I had a try with .jpeg({ quality: 100 }) and it didn't go much better.

Then I tried to follow your advice and converted the image into a PNG and ran my script again, but still no luck:

const sharpInstance = sharp()
  .resize({
    width: 1000,
  })
  .png({
    quality: 100, // I tried without this setting too, just resize({ width: 1000 })
  })

Please find the PNG image here, the original seems quite sharp to me, but the output unfortunately not when viewed in its proper size (1000px wide) in Mac Preview or in my Chrome.

I don't know how this library works internally but I guess it is because there is quite a lot of small text?

lovell commented 3 months ago

If you want small, light text on a dark background to "pop" more, perhaps try adding sharpen to your pipeline.

crypto-design-club commented 3 months ago

@lovell I tried adding sharpen to it, but didn't really help. It's not so much about making the text pop more vs. the whole image being blurry after resizing...

I tried adding sharpen without parameters and with some variation (give by GPT):

  const sharpInstance = sharp()
  sharpInstance.resize({
    width: 1000,
    kernel: 'lanczos3',
    withoutEnlargement: true,
  })
  .sharpen({
    sigma: 1,
    m1: 1,
    m2: 2,
    x1: 0,
    y2: 1.5,
    y3: 2
  })
  .png({
    quality: 100,
    compressionLevel: 9,
    adaptiveFiltering: true,
  })

Unfortunately, nothing I try seems to make a big difference... If it's of any help I'm using CleanShot X now taking screenshots and they appear really sharp in a much greater resolution. Not sure what to try next to resize this properly, seems like I might have to use a different resizing tool and only do the image conversion with sharp then. Any guidance here would be appreciated as I assumed resizing to be a standard operation and to work out of the box for many different screenshots I intend to upload on my CMS.

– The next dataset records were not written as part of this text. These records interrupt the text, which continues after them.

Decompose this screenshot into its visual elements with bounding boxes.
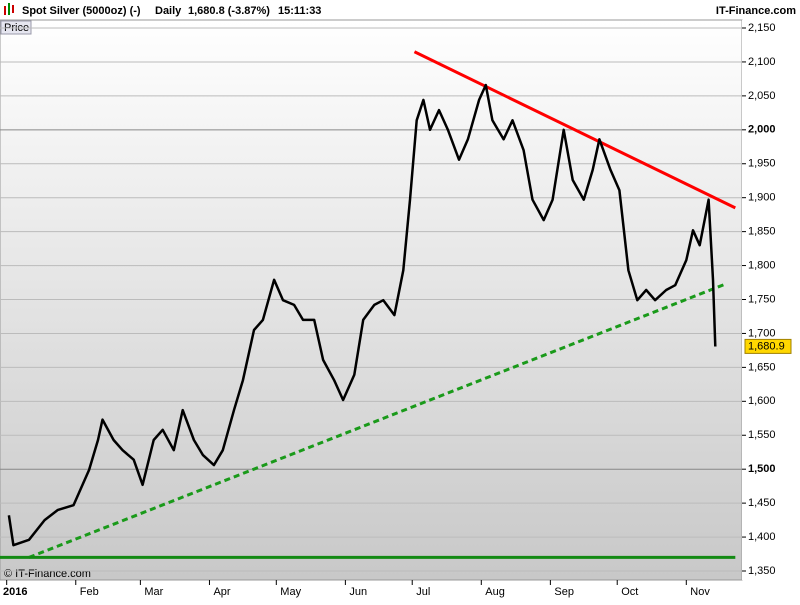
x-tick-label: Sep	[554, 586, 574, 598]
x-tick-label: Mar	[144, 586, 163, 598]
y-tick-label: 1,750	[748, 293, 776, 305]
copyright: © IT-Finance.com	[4, 568, 91, 580]
y-tick-label: 1,800	[748, 259, 776, 271]
title: Spot Silver (5000oz) (-)	[22, 5, 141, 17]
x-tick-label: Aug	[485, 586, 505, 598]
y-tick-label: 2,050	[748, 90, 776, 102]
axis-area	[742, 20, 800, 580]
app-icon	[4, 3, 14, 15]
price-line	[7, 83, 717, 547]
y-tick-label: 1,950	[748, 158, 776, 170]
y-tick-label: 1,600	[748, 395, 776, 407]
time: 15:11:33	[278, 5, 321, 17]
y-tick-label: 1,900	[748, 192, 776, 204]
y-tick-label: 2,000	[748, 124, 776, 136]
period: Daily	[155, 5, 182, 17]
x-tick-label: May	[280, 586, 301, 598]
last-value-label: 1,680.9	[748, 340, 785, 352]
y-tick-label: 1,400	[748, 531, 776, 543]
y-tick-label: 1,450	[748, 497, 776, 509]
y-tick-label: 1,500	[748, 463, 776, 475]
y-tick-label: 1,650	[748, 361, 776, 373]
header-bar	[0, 0, 800, 20]
trendline	[28, 283, 725, 559]
x-tick-label: 2016	[3, 586, 27, 598]
y-tick-label: 1,700	[748, 327, 776, 339]
y-tick-label: 2,150	[748, 22, 776, 34]
x-tick-label: Feb	[80, 586, 99, 598]
x-tick-label: Apr	[213, 586, 230, 598]
trendline	[413, 50, 736, 210]
y-tick-label: 1,850	[748, 226, 776, 238]
last-value-box	[744, 338, 792, 354]
y-tick-label: 2,100	[748, 56, 776, 68]
y-tick-label: 1,550	[748, 429, 776, 441]
x-tick-label: Nov	[690, 586, 710, 598]
last-change: 1,680.8 (-3.87%)	[188, 5, 270, 17]
x-tick-label: Jul	[416, 586, 430, 598]
x-tick-label: Jun	[349, 586, 367, 598]
x-tick-label: Oct	[621, 586, 638, 598]
y-tick-label: 1,350	[748, 565, 776, 577]
brand: IT-Finance.com	[716, 5, 796, 17]
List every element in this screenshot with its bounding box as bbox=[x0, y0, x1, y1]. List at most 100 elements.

crypto-design-club commented 3 months ago

Closing this one, it's not a sharp issue, I couldn't get this resized with other tools either. Downsizing screenshots containing fonts seems to be a general issue, so closing it here.

mertalev commented 3 months ago

This post might help with finding the right resizing kernel for the job. Sharp doesn't support as many as ImageMagick, so ImageMagick might be better for this.

There is also Magic Kernel Sharp, which looks very promising.